Reputation: 43
i've stumbled upon a behaviour I can't explain in Haskell. I'm trying to store a polymorphic function in a Record Type, which I want to use in a ReaderT Monad. When I get my function with asks
, the compiler doesn't recognize it as polymorphic and seems to fix the type on the first occurance of the function. I created a minimal example of this in ghci:
{-# LANGUAGE Rank2Types #-}
data Test = Test {f :: (forall a. a -> a)}
runReaderT (asks f
>>= \f -> (liftIO . putStrLn $ show (f 2 :: Int))
>> (liftIO . putStrLn $ show (f "hello"))
) (Test id)
When trying to run this, I get:
Couldn't match expected type ‘Int’ with actual type ‘[Char]’

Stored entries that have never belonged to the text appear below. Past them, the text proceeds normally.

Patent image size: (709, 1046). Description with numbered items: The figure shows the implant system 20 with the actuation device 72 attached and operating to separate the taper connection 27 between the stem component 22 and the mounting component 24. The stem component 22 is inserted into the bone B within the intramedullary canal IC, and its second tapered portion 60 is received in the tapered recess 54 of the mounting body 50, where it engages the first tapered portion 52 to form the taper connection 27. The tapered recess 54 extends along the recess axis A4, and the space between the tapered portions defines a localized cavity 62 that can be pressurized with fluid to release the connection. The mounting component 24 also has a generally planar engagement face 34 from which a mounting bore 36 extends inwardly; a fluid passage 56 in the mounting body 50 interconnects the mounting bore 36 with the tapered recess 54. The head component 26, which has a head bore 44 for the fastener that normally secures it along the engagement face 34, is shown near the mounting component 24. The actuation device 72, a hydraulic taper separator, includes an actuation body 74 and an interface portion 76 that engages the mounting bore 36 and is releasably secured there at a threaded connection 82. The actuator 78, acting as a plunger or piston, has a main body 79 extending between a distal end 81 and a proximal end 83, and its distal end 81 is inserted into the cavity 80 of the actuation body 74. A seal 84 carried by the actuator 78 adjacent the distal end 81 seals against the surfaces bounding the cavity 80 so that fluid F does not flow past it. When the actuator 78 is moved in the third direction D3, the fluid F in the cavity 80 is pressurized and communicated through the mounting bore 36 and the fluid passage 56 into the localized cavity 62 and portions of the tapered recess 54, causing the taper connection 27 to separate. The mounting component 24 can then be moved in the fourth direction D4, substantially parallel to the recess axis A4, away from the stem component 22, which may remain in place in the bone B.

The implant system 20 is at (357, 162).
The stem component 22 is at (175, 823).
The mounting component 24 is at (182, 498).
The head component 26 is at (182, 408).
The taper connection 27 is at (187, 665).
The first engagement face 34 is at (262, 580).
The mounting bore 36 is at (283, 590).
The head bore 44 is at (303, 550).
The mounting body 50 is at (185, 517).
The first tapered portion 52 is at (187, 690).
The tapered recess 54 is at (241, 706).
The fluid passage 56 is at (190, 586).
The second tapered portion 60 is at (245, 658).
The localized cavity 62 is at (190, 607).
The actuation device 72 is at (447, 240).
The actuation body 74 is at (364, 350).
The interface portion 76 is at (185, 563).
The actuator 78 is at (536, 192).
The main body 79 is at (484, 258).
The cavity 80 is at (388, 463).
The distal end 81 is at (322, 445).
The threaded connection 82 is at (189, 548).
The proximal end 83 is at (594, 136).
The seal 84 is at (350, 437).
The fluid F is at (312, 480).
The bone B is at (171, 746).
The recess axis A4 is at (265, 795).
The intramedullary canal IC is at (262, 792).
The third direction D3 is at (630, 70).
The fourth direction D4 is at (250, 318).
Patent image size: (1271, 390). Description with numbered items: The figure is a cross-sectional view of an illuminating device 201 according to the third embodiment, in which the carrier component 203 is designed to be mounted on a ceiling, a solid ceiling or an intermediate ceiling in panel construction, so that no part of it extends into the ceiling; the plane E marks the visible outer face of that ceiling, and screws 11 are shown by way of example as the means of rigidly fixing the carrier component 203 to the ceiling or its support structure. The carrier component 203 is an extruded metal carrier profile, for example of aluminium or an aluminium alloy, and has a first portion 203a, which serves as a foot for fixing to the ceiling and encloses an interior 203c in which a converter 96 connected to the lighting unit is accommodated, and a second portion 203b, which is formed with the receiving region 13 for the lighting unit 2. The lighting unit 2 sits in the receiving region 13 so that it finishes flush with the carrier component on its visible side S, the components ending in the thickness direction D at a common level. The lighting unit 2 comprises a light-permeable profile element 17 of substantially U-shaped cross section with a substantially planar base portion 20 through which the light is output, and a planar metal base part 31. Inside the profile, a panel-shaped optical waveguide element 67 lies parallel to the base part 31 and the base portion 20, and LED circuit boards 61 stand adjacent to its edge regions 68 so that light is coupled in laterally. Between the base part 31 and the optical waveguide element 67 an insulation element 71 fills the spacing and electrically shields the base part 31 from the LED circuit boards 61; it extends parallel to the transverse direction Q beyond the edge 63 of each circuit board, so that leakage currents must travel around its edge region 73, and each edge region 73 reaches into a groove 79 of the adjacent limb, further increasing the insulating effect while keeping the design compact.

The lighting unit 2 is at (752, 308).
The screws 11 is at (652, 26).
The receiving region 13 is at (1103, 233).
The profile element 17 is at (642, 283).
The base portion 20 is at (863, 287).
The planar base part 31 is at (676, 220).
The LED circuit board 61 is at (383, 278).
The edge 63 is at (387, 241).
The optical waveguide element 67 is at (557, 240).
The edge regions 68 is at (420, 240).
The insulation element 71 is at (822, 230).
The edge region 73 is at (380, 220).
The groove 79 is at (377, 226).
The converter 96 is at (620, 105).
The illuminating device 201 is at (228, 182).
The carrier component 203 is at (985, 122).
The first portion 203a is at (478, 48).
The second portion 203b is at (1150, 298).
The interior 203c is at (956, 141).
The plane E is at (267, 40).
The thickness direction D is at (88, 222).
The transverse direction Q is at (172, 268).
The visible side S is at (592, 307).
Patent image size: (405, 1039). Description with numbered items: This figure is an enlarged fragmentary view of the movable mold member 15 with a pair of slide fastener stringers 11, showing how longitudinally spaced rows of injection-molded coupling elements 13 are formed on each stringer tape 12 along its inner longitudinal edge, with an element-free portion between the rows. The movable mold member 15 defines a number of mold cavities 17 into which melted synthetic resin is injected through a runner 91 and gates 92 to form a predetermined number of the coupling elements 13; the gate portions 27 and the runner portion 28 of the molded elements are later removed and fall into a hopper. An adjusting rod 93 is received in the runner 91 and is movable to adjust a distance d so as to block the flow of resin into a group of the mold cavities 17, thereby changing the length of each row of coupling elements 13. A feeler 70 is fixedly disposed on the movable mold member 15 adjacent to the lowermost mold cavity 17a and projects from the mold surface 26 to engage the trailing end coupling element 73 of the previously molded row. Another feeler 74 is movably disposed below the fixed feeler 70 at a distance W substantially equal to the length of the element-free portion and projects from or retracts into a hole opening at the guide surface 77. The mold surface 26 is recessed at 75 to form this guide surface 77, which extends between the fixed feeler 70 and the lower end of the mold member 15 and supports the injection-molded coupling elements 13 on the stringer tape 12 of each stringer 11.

In the first argument of ‘f’, namely ‘"hello"’
In the first argument of ‘show’, namely ‘(f "hello")’
In the second argument of ‘($)’, namely ‘show (f "hello")’
However, following code works:
runReaderT (ask
>>= \(Test f) -> (liftIO . putStrLn $ show (f 2 :: Int))
>> (liftIO . putStrLn $ show (f "hello"))
) (Test id)
So is it something special with asks
? I'm grateful for any advice on this.
Upvotes: 3
Views: 179
Reputation: 36329
Last time I checked, GHC could not infer higher rank types. Thus, when you have
\f -> ... f x .... f y
the f
can never be polymorphic.
There are only two places where the type of some variable is so obvious that type inference recognizes the higher rank type: in patterns that declare higher rank fields and in the LHS of annotated functions.